State power and the State Apparatus are two separate aspects of the State according to Althusser. While State Power can change hands, the structure of the State Apparatus resists drastic change. The State Apparatus is made up of the Repressive State Apparatus (RSA) and the Ideological State Apparatus (ISA). The RSA uses violence to force submission, via the various apparatuses of the military, army, penal system, etc. Apparatuses of the ISA are the media, schools, church, the family, etc. While a distinguishing difference between the two types of apparatus seems to be public and private, Althusser points out that the State is neither public nor private.
The apparatuses that make up the ISA appear to be neutral or, at least, too lacking in uniformity to serve a single ideological interest, but, according to Althusser, this is part of the ideological perspective. Religion was once the primary ISA, and has now been surpassed in efficacy by the “Family/School” apparatus. According to the Family/School ideology, education systems are neutral and individuals possess the freedom of choice. These assumptions are inculcated in the subject by the ISAs.
Althusser says that the “subject as a category” is not only the primary category of ideology, but also the only category of ideology. Ideology “interpellates” or “hails” the subject into social being.

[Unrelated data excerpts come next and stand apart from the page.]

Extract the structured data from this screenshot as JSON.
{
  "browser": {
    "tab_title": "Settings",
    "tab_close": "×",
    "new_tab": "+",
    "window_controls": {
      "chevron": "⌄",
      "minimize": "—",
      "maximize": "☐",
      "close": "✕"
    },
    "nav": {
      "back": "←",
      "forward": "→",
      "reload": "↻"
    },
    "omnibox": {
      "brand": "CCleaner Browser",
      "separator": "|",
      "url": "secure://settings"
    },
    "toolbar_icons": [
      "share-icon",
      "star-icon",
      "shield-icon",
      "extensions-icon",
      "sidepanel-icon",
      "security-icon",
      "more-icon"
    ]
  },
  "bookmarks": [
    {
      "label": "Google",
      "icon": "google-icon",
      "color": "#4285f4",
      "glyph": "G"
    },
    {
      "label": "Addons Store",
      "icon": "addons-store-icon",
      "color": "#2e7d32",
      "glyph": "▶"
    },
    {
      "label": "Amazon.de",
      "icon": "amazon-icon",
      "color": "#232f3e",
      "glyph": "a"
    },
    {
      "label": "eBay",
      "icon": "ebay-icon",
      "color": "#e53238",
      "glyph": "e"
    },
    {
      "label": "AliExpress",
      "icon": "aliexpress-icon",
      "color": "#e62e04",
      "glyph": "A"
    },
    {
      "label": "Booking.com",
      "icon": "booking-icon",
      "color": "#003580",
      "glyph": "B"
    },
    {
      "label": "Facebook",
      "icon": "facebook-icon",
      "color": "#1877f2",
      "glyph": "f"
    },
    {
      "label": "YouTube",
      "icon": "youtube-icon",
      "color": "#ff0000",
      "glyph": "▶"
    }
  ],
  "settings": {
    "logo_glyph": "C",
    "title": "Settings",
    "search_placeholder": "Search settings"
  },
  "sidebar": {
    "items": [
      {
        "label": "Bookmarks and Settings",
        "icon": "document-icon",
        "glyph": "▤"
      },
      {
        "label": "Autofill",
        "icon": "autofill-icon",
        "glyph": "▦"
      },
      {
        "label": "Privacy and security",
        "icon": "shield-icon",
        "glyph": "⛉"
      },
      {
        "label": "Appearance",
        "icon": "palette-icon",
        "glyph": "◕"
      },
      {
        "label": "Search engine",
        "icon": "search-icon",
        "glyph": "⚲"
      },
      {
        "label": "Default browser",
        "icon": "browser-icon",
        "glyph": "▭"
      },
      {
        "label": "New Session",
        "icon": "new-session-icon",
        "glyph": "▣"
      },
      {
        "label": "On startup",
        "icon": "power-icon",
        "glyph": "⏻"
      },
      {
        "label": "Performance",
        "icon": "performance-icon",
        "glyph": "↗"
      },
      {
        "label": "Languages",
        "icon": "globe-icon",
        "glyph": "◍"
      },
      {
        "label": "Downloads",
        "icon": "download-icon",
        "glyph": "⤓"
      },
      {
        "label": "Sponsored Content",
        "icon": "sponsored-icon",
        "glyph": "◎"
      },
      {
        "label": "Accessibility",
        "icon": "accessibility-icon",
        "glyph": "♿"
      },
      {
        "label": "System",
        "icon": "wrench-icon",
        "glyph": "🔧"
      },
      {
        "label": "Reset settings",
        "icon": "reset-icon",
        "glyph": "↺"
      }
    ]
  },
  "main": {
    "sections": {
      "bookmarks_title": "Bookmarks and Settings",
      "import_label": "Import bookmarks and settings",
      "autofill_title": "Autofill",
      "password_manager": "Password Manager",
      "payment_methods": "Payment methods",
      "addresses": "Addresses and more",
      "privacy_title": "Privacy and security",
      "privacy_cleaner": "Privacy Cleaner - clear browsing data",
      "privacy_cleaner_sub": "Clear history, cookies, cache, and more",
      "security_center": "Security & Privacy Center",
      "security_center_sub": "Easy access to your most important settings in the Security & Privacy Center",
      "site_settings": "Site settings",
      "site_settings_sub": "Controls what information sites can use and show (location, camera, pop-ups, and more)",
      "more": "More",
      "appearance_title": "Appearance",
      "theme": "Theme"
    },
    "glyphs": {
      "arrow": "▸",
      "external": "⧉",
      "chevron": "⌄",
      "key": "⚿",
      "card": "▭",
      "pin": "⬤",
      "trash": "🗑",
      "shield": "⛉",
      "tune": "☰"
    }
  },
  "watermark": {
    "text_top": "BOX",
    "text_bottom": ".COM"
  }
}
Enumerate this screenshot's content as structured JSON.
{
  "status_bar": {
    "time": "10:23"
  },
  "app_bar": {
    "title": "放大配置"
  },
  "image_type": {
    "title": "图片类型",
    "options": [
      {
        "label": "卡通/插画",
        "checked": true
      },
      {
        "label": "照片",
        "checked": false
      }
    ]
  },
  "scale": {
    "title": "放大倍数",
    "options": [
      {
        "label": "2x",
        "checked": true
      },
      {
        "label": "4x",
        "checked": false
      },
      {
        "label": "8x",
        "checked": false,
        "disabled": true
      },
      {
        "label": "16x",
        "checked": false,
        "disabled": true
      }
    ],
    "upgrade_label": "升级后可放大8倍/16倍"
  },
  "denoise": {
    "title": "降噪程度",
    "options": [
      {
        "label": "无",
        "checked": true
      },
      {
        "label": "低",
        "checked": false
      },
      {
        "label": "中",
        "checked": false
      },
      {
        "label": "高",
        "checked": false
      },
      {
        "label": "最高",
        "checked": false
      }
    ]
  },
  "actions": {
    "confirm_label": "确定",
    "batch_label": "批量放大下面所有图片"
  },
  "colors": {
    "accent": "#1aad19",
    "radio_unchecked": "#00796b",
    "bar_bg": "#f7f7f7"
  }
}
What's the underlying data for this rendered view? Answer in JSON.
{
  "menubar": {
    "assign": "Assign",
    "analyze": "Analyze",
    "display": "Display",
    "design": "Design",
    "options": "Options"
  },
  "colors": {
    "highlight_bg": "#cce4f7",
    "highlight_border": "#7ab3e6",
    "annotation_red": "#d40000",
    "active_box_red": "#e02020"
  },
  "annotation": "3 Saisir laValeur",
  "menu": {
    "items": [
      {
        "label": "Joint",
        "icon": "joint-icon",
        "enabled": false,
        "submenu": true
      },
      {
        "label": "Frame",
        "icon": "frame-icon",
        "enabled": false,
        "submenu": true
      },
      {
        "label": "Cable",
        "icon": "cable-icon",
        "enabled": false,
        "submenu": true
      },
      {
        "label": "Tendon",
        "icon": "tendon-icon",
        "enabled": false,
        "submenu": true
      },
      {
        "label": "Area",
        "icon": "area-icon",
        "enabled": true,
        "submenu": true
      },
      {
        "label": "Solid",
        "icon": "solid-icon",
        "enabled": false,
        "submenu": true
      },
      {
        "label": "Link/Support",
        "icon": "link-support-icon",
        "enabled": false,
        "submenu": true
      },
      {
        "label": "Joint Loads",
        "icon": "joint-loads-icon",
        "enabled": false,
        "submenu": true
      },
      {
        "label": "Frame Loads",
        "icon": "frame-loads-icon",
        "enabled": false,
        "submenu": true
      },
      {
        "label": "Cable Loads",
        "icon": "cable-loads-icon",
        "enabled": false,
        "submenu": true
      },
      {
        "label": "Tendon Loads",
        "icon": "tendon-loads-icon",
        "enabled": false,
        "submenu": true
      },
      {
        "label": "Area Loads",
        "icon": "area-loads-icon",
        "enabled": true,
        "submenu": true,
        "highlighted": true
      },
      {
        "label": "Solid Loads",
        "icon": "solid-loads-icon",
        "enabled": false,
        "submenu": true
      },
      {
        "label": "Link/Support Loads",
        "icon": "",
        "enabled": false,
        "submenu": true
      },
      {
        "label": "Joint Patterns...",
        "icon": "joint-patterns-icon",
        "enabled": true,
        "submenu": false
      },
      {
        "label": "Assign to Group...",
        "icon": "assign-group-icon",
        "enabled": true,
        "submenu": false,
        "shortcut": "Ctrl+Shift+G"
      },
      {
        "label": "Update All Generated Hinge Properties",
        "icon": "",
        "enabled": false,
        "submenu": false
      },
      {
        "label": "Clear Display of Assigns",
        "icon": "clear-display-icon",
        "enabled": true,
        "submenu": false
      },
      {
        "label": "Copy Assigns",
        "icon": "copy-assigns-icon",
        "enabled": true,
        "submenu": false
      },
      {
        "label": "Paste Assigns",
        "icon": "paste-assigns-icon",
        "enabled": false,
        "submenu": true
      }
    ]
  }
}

And because ideology has “always already” hailed all subjects, individuals cannot exist outside ideology and their social being. Individuals are born and live within ideological constraints that are accepted as “obvious,” defining the class, social constraints and expectations of the State for that subject. As a result, the individual accepts the parameters of subjectivity offered by the State as natural. In this way, the ISAs reproduce the conditions of production by engendering productive subjects through ideology. According to this model, political differences are as ephemeral as individual freedom, as one cannot exist outside the structures of the ISAs and the sole purpose of the ISAs is to develop productive citizens.
Even so, however, Althusser claims that ISAs operate at the level of class conflict and are not generated by the State. This is precisely why changing state power from one party to another will not affect the structure of the ideological process that reproduces the conditions for subjects in the State: no one is outside the ideology, including leaders of the State. Until conflict at the class level forces a shift in ideology, the SAs that reproduce the conditions of the State will continue to perpetuate the same basic social structure regardless of who possesses State power. Therefore, prevailing ideology structures society.
The media, education system and other ISAs indoctrinate individuals to succumb to the conditions of the State in order for it to perpetuate the social structure.